La questione è stata affrontata dalla Cassazione portando una soluzione che solo apparentemente è tecnica.

La Corte enuncia in primis il principio (consolidato) per cui in Italia deve valere l’accertamento della filiazione formato dall’anagrafe straniera, ossia, nel caso di specie, se esiste un certificato anagrafico e/o atto di nascita valido per il diritto spagnolo, esso deve valere anche da noi quindi al momento della iscrizione nei registri italiani non si può stare a sindacare sulle condizioni in base alle quali le norme iberiche attestano la maternità.

La Corte è consapevole che al recepimento degli atti amministrativi stranieri osta un generale limite che è quello dell’ordine pubblico: ad esempio, se ci fosse la possibilità di acquistare bambini all’estero ed in quel Paese ciò consentisse la formazione di un atto di nascita valido per quel Paese, in tal caso, essendo la compravendita di bambini illecita in Italia (ci dispiace per Vendola ma è ancora così, non sappiamo però ancora per quanto), l’ordine pubblico impedirebbe l’iscrizione all’anagrafe italiana di quel bambino come figlio degli acquirenti pur a fronte di un atto di nascita che nel Paese dove il bambino è stato comprato è perfettamente regolare.

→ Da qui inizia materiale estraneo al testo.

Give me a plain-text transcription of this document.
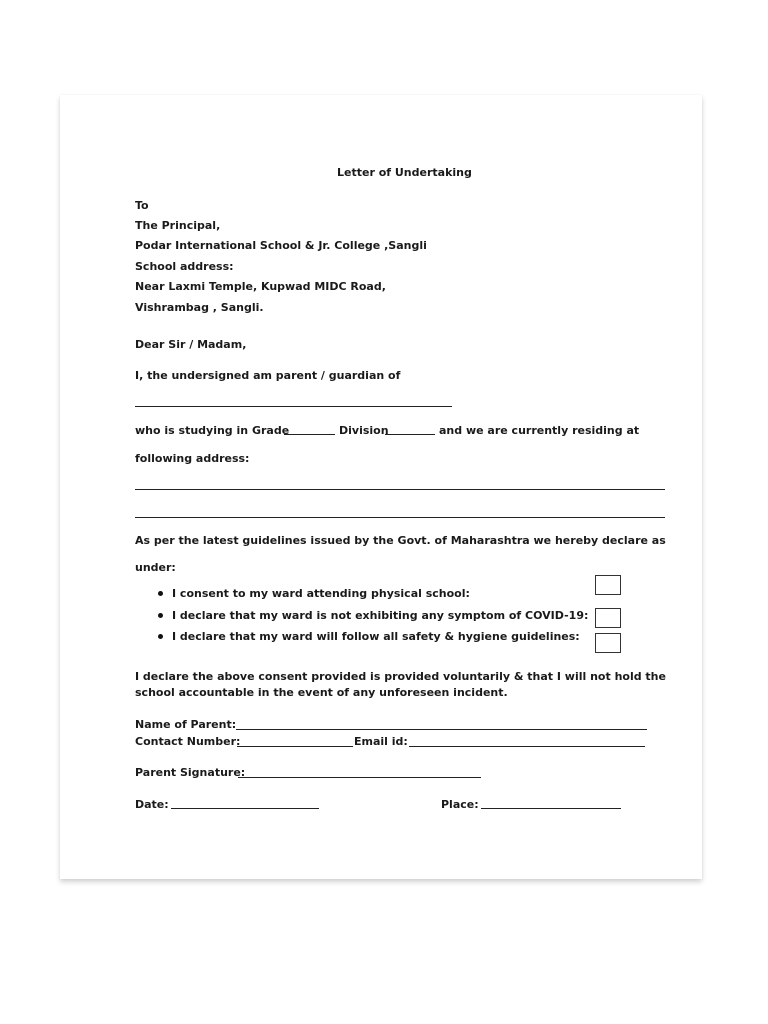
Letter of Undertaking
To
The Principal,
Podar International School & Jr. College ,Sangli
School address:
Near Laxmi Temple, Kupwad MIDC Road,
Vishrambag , Sangli.
Dear Sir / Madam,
I, the undersigned am parent / guardian of
who is studying in Grade	Division	and we are currently residing at
following address:
As per the latest guidelines issued by the Govt. of Maharashtra we hereby declare as
under:
I consent to my ward attending physical school:
I declare that my ward is not exhibiting any symptom of COVID-19:
I declare that my ward will follow all safety & hygiene guidelines:
I declare the above consent provided is provided voluntarily & that I will not hold the
school accountable in the event of any unforeseen incident.
Name of Parent:
Contact Number:	Email id:
Parent Signature:
Date:	Place:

Quindi, l’atto di stato civile formato all’estero validamente secondo la legge straniera ma, in ipotesi, contrario all’ordine pubblico non produrrebbe effetti in Italia, da ciò conseguendo l’impossibilità di trascriverlo.

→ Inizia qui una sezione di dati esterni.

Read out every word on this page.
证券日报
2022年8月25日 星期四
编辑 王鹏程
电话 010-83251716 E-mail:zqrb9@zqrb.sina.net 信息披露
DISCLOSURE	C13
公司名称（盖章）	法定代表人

La Cassazione deve quindi superare questo limite e lo fa dilatando ed “aggiornando” il concetto stesso di “ordine pubblico”: e come fa?

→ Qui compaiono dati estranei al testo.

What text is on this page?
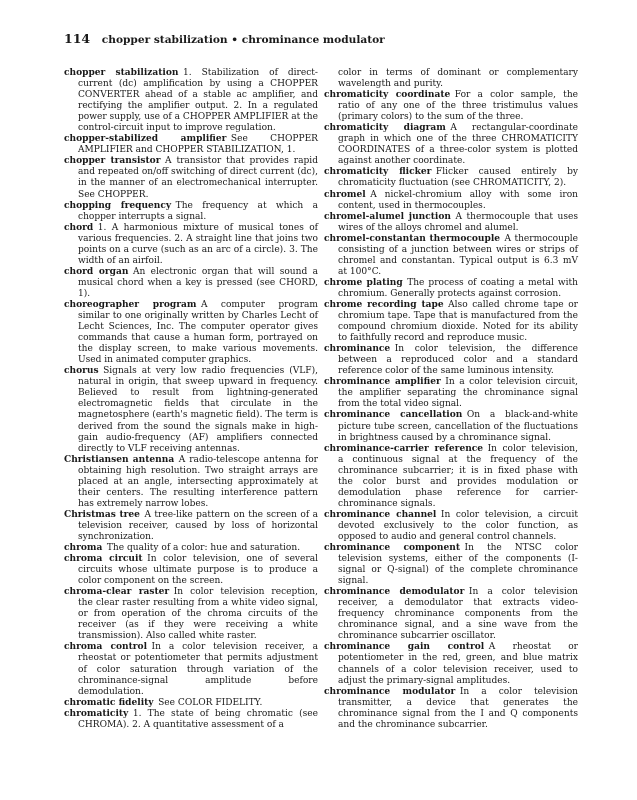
114 chopper stabilization • chrominance modulator

chopper stabilization  1. Stabilization of direct-current (dc) amplification by using a CHOPPER CONVERTER ahead of a stable ac amplifier, and rectifying the amplifier output. 2. In a regulated power supply, use of a CHOPPER AMPLIFIER at the control-circuit input to improve regulation.

chopper-stabilized amplifier  See CHOPPER AMPLIFIER and CHOPPER STABILIZATION, 1.

chopper transistor  A transistor that provides rapid and repeated on/off switching of direct current (dc), in the manner of an electromechanical interrupter. See CHOPPER.

chopping frequency  The frequency at which a chopper interrupts a signal.

chord  1. A harmonious mixture of musical tones of various frequencies. 2. A straight line that joins two points on a curve (such as an arc of a circle). 3. The width of an airfoil.

chord organ  An electronic organ that will sound a musical chord when a key is pressed (see CHORD, 1).

choreographer program  A computer program similar to one originally written by Charles Lecht of Lecht Sciences, Inc. The computer operator gives commands that cause a human form, portrayed on the display screen, to make various movements. Used in animated computer graphics.

chorus  Signals at very low radio frequencies (VLF), natural in origin, that sweep upward in frequency. Believed to result from lightning-generated electromagnetic fields that circulate in the magnetosphere (earth's magnetic field). The term is derived from the sound the signals make in high-gain audio-frequency (AF) amplifiers connected directly to VLF receiving antennas.

Christiansen antenna  A radio-telescope antenna for obtaining high resolution. Two straight arrays are placed at an angle, intersecting approximately at their centers. The resulting interference pattern has extremely narrow lobes.

Christmas tree  A tree-like pattern on the screen of a television receiver, caused by loss of horizontal synchronization.

chroma  The quality of a color: hue and saturation.

chroma circuit  In color television, one of several circuits whose ultimate purpose is to produce a color component on the screen.

chroma-clear raster  In color television reception, the clear raster resulting from a white video signal, or from operation of the chroma circuits of the receiver (as if they were receiving a white transmission). Also called white raster.

chroma control  In a color television receiver, a rheostat or potentiometer that permits adjustment of color saturation through variation of the chrominance-signal amplitude before demodulation.

chromatic fidelity  See COLOR FIDELITY.

chromaticity  1. The state of being chromatic (see CHROMA). 2. A quantitative assessment of a

color in terms of dominant or complementary wavelength and purity.

chromaticity coordinate  For a color sample, the ratio of any one of the three tristimulus values (primary colors) to the sum of the three.

chromaticity diagram  A rectangular-coordinate graph in which one of the three CHROMATICITY COORDINATES of a three-color system is plotted against another coordinate.

chromaticity flicker  Flicker caused entirely by chromaticity fluctuation (see CHROMATICITY, 2).

chromel  A nickel-chromium alloy with some iron content, used in thermocouples.

chromel-alumel junction  A thermocouple that uses wires of the alloys chromel and alumel.

chromel-constantan thermocouple  A thermocouple consisting of a junction between wires or strips of chromel and constantan. Typical output is 6.3 mV at 100°C.

chrome plating  The process of coating a metal with chromium. Generally protects against corrosion.

chrome recording tape  Also called chrome tape or chromium tape. Tape that is manufactured from the compound chromium dioxide. Noted for its ability to faithfully record and reproduce music.

chrominance  In color television, the difference between a reproduced color and a standard reference color of the same luminous intensity.

chrominance amplifier  In a color television circuit, the amplifier separating the chrominance signal from the total video signal.

chrominance cancellation  On a black-and-white picture tube screen, cancellation of the fluctuations in brightness caused by a chrominance signal.

chrominance-carrier reference  In color television, a continuous signal at the frequency of the chrominance subcarrier; it is in fixed phase with the color burst and provides modulation or demodulation phase reference for carrier-chrominance signals.

chrominance channel  In color television, a circuit devoted exclusively to the color function, as opposed to audio and general control channels.

chrominance component  In the NTSC color television systems, either of the components (I-signal or Q-signal) of the complete chrominance signal.

chrominance demodulator  In a color television receiver, a demodulator that extracts video-frequency chrominance components from the chrominance signal, and a sine wave from the chrominance subcarrier oscillator.

chrominance gain control  A rheostat or potentiometer in the red, green, and blue matrix channels of a color television receiver, used to adjust the primary-signal amplitudes.

chrominance modulator  In a color television transmitter, a device that generates the chrominance signal from the I and Q components and the chrominance subcarrier.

Dapprima propone una visione molto restrittiva di “ordine pubblico”, riscontrandone una lesione solo in caso di attacco ai “principi supremi dell’ordinamento costituzionale”: chiaramente, non dà nessuna indicazione di quali siano questi principi supremi.

Incamminatasi lungo questa strada inedita e nebulosa, traccia una interpretazione evolutiva del concetto (non priva di forzature) e si produce nel seguente e molto inquietante passaggio: “Il giudice, al quale è affidato il compito di verificare preventivamente la compatibilità della norma straniera con tali principi, dovrà negare il contrasto con l’ordine pubblico in presenza di una mera incompatibilità (temporanea) della norma straniera con la legislazione nazionale vigente, quando questa rappresenti una delle possibili modalità di espressione della discrezionalità del legislatore ordinario in un determinato momento storico (…) Si tratta di un giudizio (o di un test) simile a quello di costituzionalità, ma preventivo e virtuale, dovendosi ammettere il contrasto con l’ordine pubblico soltanto nel caso in cui il giudice possa motivatamente ritenere che al legislatore ordinario sarebbe ipoteticamente precluso di introdurre, nell’ordinamento interno, una norma analoga a quella straniera, in quanto incompatibile con valori costituzionali primari”.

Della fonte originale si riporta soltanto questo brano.